The good news is that global equities are rather quiet relative to what we saw just yesterday. European stocks are mostly in the green so far today, as are US futures markets, but tread lightly, the ice is thin. Those shares, and our futures have been quite volatile all night. FYI, today is the last day of trading for this week in China. Those markets will be closed over the next two days for that big “Victory in WW2” party. Go nuts.
I am sure that many of you have noticed the recent movements of the Russell 2000, which had been somewhat insulated from the harshest selling, and then sort of caught up to the other major indices yesterday. There will be some hype today about the “death cross”, which is what the TA crowd calls the chart formation formed when the 50 day moving average crosses below the 200. I don’t really buy into this as pure theory, but it’s hard to ignore that some traders do, and those traders react. So, does the selling beget the cross, or does the cross beget more selling? What came first? The chicken or the egg? You just need to know that it works for short term traders more often than it does not. However, it is definitely not the big deal that the hype machine makes it out to be. So, don’t fear the reaper.
There are a bevy of macro-economic data-points about to hit you today, and first among them will be the ADP Employment Report at 08:15 ET. This one is supposed to predict the Private Payrolls portion of the Non-Farm Payrolls number on Friday. Sometimes it’s close, sometimes it is not. That is neither here nor there. What is important to you is that, though they will forget this item by Friday, the futures market does tend to react to this print upon it’s release. The expectation for today is for something close to 207K, up from July’s 185K. The range today spans from 190K to 230K, so a failure to show improvement would surprise the marketplace.
Shortly after this release…at 08:30 ET, the Bureau of Labor Statistics will print their quarterly numbers for Productivity, and Costs. It’s kind of hard to know what you’re rooting for in this space. For Q2, we expect to have seen an increase of some 2.8% q/q for Productivity on a seasonally adjusted annualized rate, and a decrease in Unit Labor Costs of -0.9% q/q (also SAAR). If true, these would be great numbers if you just want to keep your job, but maybe not so hot, if what you are looking for is upward pressure on wages. We’ll also see July Factory Orders at 10am ET.

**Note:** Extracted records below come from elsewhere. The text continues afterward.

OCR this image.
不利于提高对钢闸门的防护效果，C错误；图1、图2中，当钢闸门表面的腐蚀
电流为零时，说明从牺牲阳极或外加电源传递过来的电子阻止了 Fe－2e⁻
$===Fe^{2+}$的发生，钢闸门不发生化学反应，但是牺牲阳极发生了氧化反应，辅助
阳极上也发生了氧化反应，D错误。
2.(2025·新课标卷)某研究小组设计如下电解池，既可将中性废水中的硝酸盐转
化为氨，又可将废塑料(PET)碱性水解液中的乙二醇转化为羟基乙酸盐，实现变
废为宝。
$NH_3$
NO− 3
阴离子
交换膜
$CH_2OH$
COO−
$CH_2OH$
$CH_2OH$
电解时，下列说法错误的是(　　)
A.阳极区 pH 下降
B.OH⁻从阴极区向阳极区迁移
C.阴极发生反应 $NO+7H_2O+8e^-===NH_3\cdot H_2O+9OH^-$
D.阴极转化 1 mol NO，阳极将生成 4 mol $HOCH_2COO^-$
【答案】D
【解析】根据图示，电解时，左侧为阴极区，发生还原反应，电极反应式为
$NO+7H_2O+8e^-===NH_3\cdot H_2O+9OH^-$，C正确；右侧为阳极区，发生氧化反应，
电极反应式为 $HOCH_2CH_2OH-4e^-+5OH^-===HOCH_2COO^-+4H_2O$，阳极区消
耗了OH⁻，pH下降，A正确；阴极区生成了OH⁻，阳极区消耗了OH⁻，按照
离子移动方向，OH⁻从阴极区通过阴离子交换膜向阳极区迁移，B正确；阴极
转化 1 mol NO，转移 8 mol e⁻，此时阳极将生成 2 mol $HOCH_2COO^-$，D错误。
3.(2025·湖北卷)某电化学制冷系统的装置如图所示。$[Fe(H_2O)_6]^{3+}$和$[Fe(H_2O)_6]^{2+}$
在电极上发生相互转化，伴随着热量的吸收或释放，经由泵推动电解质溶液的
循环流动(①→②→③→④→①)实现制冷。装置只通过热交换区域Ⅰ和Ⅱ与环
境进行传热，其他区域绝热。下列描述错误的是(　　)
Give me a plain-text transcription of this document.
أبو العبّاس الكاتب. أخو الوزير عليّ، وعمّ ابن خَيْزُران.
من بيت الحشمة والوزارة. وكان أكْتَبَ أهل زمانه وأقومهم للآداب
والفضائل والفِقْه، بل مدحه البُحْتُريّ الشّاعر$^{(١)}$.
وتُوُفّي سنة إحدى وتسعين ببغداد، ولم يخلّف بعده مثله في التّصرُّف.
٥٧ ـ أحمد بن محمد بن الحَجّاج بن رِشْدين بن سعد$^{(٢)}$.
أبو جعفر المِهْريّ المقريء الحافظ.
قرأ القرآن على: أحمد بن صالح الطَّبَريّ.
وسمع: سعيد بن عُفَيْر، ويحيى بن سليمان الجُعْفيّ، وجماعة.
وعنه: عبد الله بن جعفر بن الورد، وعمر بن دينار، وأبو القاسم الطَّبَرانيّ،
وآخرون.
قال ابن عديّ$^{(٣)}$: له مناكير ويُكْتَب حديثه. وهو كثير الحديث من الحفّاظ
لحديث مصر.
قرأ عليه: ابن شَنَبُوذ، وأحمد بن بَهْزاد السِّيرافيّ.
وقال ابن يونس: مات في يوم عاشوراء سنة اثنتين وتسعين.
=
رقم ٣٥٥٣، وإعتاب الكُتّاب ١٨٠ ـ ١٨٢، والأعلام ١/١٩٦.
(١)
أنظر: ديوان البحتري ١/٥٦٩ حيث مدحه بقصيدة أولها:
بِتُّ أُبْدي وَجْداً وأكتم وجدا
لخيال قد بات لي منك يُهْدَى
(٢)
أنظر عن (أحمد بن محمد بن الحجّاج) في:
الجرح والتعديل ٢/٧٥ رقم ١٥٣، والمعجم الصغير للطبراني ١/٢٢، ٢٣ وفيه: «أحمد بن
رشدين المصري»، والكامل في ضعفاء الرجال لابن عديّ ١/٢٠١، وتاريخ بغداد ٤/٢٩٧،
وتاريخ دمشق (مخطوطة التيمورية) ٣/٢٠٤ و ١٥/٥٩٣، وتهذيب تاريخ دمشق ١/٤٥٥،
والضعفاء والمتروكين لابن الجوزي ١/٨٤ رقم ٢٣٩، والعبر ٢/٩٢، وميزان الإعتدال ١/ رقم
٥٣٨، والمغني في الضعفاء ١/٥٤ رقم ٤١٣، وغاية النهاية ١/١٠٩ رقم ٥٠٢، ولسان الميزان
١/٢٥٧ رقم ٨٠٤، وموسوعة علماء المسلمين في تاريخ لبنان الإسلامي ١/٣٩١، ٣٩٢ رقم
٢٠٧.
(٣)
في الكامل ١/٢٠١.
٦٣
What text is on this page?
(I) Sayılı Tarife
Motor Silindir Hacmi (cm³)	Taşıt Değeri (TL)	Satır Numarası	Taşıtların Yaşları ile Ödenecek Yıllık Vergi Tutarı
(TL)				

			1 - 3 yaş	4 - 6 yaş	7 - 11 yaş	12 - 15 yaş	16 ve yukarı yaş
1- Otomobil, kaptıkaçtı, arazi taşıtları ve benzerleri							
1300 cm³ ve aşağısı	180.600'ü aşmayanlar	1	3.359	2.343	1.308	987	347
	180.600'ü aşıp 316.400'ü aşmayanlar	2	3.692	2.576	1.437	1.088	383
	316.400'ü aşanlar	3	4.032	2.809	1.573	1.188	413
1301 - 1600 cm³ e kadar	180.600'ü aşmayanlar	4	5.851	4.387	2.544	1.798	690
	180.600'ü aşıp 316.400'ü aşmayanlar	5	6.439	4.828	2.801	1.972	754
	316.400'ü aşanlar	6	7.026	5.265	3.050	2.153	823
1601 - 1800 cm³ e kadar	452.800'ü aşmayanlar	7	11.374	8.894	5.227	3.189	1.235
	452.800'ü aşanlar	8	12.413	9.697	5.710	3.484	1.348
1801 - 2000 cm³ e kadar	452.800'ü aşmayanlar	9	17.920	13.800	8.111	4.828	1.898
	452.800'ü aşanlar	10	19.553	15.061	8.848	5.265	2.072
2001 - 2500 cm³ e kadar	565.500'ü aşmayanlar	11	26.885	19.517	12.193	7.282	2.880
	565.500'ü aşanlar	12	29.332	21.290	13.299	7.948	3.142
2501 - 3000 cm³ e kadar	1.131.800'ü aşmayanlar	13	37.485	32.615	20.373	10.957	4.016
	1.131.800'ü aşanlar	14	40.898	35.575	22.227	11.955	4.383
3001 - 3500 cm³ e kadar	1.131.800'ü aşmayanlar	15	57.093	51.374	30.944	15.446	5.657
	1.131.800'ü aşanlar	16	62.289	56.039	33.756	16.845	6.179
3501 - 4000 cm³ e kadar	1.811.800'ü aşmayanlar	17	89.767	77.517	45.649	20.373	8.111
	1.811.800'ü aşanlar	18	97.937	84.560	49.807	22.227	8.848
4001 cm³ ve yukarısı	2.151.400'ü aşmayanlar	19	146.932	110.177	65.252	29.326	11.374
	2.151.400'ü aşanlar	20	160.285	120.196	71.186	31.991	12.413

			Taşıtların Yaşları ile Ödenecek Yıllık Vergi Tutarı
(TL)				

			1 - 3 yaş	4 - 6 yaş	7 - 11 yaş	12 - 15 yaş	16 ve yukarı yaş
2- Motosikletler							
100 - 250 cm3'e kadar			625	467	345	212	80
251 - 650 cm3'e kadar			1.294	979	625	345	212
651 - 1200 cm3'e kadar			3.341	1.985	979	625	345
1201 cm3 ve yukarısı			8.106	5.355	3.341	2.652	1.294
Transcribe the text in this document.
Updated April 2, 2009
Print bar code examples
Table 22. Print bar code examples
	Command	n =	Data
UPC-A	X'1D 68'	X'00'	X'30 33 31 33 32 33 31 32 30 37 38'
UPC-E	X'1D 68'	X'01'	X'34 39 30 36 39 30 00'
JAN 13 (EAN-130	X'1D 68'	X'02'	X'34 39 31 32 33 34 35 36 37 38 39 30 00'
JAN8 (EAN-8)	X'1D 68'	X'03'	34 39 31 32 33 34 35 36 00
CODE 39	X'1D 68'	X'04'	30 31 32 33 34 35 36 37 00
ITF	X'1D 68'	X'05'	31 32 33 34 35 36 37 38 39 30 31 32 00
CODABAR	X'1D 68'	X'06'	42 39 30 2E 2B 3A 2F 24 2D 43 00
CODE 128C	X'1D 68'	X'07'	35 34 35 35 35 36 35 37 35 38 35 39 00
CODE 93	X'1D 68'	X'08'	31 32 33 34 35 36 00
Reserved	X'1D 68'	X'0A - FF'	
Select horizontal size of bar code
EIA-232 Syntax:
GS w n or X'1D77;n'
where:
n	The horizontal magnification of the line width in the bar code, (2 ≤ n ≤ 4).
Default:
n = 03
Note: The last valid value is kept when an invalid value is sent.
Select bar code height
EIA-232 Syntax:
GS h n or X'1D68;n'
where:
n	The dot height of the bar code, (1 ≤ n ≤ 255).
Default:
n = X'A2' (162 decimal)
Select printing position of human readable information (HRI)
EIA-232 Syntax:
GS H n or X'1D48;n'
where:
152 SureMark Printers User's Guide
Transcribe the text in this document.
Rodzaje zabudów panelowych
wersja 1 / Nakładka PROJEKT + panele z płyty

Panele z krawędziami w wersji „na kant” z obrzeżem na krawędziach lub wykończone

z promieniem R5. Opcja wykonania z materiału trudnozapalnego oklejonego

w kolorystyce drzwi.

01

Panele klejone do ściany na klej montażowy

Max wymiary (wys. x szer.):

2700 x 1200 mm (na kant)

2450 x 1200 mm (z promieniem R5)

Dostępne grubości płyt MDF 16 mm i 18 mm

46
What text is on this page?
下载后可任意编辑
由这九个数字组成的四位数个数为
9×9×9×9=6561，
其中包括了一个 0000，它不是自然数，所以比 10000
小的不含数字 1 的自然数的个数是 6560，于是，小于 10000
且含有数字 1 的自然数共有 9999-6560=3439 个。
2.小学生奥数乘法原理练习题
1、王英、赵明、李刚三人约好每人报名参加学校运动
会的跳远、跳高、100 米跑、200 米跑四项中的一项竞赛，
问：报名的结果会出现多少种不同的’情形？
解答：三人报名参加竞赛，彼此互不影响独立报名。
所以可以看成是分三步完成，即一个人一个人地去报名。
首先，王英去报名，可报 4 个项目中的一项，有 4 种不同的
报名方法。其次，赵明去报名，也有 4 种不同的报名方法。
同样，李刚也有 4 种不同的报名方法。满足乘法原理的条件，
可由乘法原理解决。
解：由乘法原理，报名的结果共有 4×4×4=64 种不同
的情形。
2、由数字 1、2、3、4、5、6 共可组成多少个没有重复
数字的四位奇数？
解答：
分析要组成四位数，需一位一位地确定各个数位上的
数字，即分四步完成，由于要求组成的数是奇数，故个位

Two other significant items that will move money today are the weekly Oil Inventories print at 10:30 ET, and the Fed’s Beige Book at 2pm ET. About the Beige Book, the anecdotal evidence received from the Regional Federal Reserve banks could be dicey. Taking a look at the Manufacturing data for August that we have seen…. Philadelphia did OK, but the Empire State, Richmond, Kansas City, and Dallas all had awful months. My radar has not picked up any Fed speakers sneaking around today, so I guess they’ll take a hike opposite the BB release.
Most of you got hit in the teeth last week, and even yesterday. I know. This is not an “I told you so”…. it is a reminder that the extra expense of protecting your positions via the options market, or something more complex depending on your level of sophistication is usually well worth it. I learned this the hard way, myself, gang.
Now, take things as slow as you need to, get out there, and fight your fight. God bless.